Not even Trump-pal Senator Lindsey Graham could fully defend the president. "I believe that it should be practice for all public officials who are contacted by a foreign government with an offer of assistance to their campaign—either directly or indirectly—to inform the FBI and reject the offer," he said before launching into a Twitter thread accusing Democrats of also engaging with foreign nationals for campaign research by paying former British intelligence officer Christopher Steele for a dossier of information on the Trump campaign. However, a 2018 report by a Republican-led House committee noted that merely paying a foreign citizen for opposition research is within the boundaries of the law.
Former Senator Rick Santorum, meanwhile, defended the president's words by saying that he didn't mean what he said. The president was just speaking "colloquially," explained Santorum.

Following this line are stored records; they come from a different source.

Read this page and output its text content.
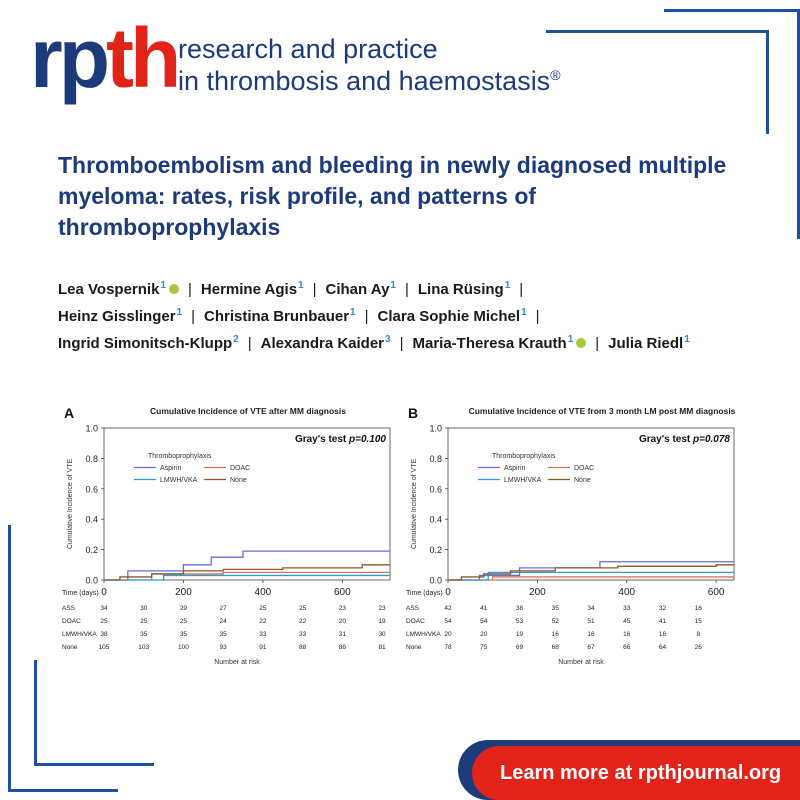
rpth research and practice
in thrombosis and haemostasis®
Thromboembolism and bleeding in newly diagnosed multiple myeloma: rates, risk profile, and patterns of thromboprophylaxis
Lea Vospernik$^1$ | Hermine Agis$^1$ | Cihan Ay$^1$ | Lina Rüsing$^1$ |
Heinz Gisslinger$^1$ | Christina Brunbauer$^1$ | Clara Sophie Michel$^1$ |
Ingrid Simonitsch-Klupp$^2$ | Alexandra Kaider$^3$ | Maria-Theresa Krauth$^1$ | Julia Riedl$^1$
A	Cumulative Incidence of VTE after MM diagnosis
0.0
0.2
0.4
0.6
0.8
1.0
Cumulative Incidence of VTE
0	200	400	600
Time (days)
Gray's test p=0.100
Thromboprophylaxis
Aspirin	DOAC
LMWH/VKA	None
ASS	34	30	29	27	25	25	23	23
DOAC	25	25	25	24	22	22	20	19
LMWH/VKA 38	35	35	35	33	33	31	30
None	105	103	100	93	91	88	86	81
Number at risk
B	Cumulative Incidence of VTE from 3 month LM post MM diagnosis
0.0
0.2
0.4
0.6
0.8
1.0
Cumulative Incidence of VTE
0	200	400	600
Time (days)
Gray's test p=0.078
Thromboprophylaxis
Aspirin	DOAC
LMWH/VKA	None
ASS	42	41	38	35	34	33	32	16
DOAC	54	54	53	52	51	45	41	15
LMWH/VKA 20	20	19	16	16	16	16	8
None	78	75	69	68	67	66	64	26
Number at risk
Learn more at rpthjournal.org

"He has, sort of—as we all do, filler words that don't mean what they say, like, 'I think,'" Santorum said on CNN. "So I took the president for his word that he would do both, which I think, I don't think that's necessarily inappropriate as long as he refers it to the FBI. As far as looking at the information, maybe he should and maybe he shouldn't and I don't think it's a crime in looking at the information as long as you refer it to the proper authorities."
House Speaker Nancy Pelosi commented on the president's interview at her weekly press conference Thursday morning, but did not change her tune on avoiding impeachment chatter.
"Yesterday the president gave us evidence that he does not know right from wrong, it's a very sad thing," she said, "for the president to be so cavalier, to disregard any sense of ethics about who we are as a country, that's an assault on our democracy."